In the last few postings at this web site of
Prajapati Vishva Aashram Foundation (PVAF), the
effort has been focused to relay knowledge about life to humanity
TO MAKE TOMORROW HAPPIER WITH KNOWLEDGE......
This knowledge about life called veD
= SCIENCES OF CREATION AND LIFE.....contains what is called
SCIENCE OF yog (incorrectly
spelled yoga from sNskRUt phonetics)...This SCIENCE OF
yog is critical to living a daily life which would be free
from stress and anxiety and not just focused on creating wealth or earning a
living at any cost....and is very vital if one is continually trying to
MAKE TOMORROW HAPPIER......
This SCIENCE OF yog
is no less important in the drive for life for the driver of life...An analogy
would be pilot of an airplane....
If the pilot who is the driver does not know anything about
making of the airplane and has not learned how to fly the airplane then the
PILOT AND THE AIRPLANE WILL NOT FLY
AND CRASH....Similar is the situation with man or woman who does
not drive his/her daily life without learning and then practicing the
SCIENCE OF yog.....
Here is the testimonial to the above knowledge from
yog "experts" in USA......
From
Hinduism Today: Source: Religion News Service: WASHINGTON, D.C.,
November 17, 2003:
It's the great American question: What's the return on my
investment? Stephen Cope sought to answer it on the subject of yoga, putting
the question to 25 of the top yoga and meditation teachers in this country and
Canada in his book
"Will Yoga & Meditation
Really Change My Life?"
"As I look around at my peers, I realize that many of us
are going gray, and contemplating our retirement packages. Well, what do we
have to say for ourselves?" asks Cope, who explores everything from family to
social activism to aging and death through the eyes of those who began their
yoga practices in the '70s.
"The biggest ah-ha (of the book) is what the
spiritual teachers had whittled down from grandiose expectations," says Cope,
a psychotherapist and yoga instructor for three decades.

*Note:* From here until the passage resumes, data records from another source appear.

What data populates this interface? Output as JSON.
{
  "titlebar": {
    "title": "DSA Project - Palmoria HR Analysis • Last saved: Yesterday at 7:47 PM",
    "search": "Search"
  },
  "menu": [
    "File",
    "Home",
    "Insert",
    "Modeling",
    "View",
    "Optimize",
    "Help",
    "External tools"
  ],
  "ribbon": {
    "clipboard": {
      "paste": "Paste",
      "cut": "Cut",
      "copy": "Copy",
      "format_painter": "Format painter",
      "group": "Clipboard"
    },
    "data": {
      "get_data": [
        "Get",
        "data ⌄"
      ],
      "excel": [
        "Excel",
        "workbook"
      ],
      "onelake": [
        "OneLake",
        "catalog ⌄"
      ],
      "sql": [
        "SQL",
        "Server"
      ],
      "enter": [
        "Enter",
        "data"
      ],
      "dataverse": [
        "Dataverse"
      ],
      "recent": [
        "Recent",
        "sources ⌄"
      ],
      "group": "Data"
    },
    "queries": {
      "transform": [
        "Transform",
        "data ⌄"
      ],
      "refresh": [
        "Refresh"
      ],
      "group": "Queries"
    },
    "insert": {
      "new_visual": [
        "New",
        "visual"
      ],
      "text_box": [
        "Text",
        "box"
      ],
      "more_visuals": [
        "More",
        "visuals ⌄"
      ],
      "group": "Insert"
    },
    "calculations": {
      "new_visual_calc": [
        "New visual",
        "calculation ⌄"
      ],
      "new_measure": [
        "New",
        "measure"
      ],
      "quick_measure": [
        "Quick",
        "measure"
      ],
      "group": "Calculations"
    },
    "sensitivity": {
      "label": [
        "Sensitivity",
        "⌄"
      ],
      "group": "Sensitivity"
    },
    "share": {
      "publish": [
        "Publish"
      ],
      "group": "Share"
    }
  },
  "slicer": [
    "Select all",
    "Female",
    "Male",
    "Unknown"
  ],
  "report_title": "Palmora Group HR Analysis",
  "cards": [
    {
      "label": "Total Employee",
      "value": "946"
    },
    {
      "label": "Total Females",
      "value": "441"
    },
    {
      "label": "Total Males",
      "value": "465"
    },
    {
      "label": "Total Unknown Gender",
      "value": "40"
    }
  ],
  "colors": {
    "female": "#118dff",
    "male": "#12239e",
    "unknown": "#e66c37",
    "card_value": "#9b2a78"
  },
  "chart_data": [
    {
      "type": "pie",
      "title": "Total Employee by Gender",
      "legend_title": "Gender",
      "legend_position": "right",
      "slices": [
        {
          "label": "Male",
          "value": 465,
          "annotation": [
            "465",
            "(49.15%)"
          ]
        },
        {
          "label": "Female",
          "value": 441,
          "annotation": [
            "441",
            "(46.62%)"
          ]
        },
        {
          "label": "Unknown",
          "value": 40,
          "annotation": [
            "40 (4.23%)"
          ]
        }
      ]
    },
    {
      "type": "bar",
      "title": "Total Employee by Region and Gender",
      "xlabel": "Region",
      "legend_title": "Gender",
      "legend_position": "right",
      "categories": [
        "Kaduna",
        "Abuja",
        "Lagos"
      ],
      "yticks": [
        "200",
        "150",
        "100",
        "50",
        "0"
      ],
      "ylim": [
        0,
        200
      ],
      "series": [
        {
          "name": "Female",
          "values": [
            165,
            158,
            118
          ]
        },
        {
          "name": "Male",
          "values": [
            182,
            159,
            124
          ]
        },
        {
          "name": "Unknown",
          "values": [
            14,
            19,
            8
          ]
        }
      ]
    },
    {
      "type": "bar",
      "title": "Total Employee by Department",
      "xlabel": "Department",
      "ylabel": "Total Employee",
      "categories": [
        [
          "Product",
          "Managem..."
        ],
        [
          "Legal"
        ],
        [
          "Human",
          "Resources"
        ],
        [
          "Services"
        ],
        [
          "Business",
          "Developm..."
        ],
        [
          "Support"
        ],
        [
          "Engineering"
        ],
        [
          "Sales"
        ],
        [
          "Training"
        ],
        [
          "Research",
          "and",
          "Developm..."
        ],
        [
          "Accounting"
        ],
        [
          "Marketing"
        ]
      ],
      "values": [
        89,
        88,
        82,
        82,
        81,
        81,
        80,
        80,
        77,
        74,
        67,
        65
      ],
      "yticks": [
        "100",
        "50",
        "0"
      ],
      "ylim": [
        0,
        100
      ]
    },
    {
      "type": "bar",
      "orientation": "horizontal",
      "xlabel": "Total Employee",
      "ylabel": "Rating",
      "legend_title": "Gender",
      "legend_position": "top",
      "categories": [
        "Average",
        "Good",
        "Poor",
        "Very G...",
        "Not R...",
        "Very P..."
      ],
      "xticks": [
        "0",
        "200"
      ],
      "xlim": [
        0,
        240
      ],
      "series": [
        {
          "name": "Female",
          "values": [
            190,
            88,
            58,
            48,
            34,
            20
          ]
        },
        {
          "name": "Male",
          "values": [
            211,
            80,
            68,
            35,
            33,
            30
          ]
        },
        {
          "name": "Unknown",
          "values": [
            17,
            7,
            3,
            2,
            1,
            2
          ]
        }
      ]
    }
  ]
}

Yoga teacher Sylvia Boorstein summed up her years of
practice with: "I got kind. I am kinder to myself and about myself, as well as
kinder to other people. And the kindness has made me happier," she says in the
book's first essay.
Patricia Walden, 57, one of the most senior teachers in the
Iyengar method of yoga, has learned to live with "impermanence." She no longer
has to know the outcome to feel safe.
She developed, she says, the "grace" to pause before taking
an action and stand back and look at life objectively.
"Yoga has strengthened me in a very healthy way," she says.
Cope, scholar in residence and senior instructor at the Kriipalu Center for
Yoga & Health in Massachusetts, says he is still the 13-year-old who loves
church and singing.
But at 50, he has also experienced "radical
self-acceptance." He has evolved from wanting to change everything to being
present with the way things are, says this article.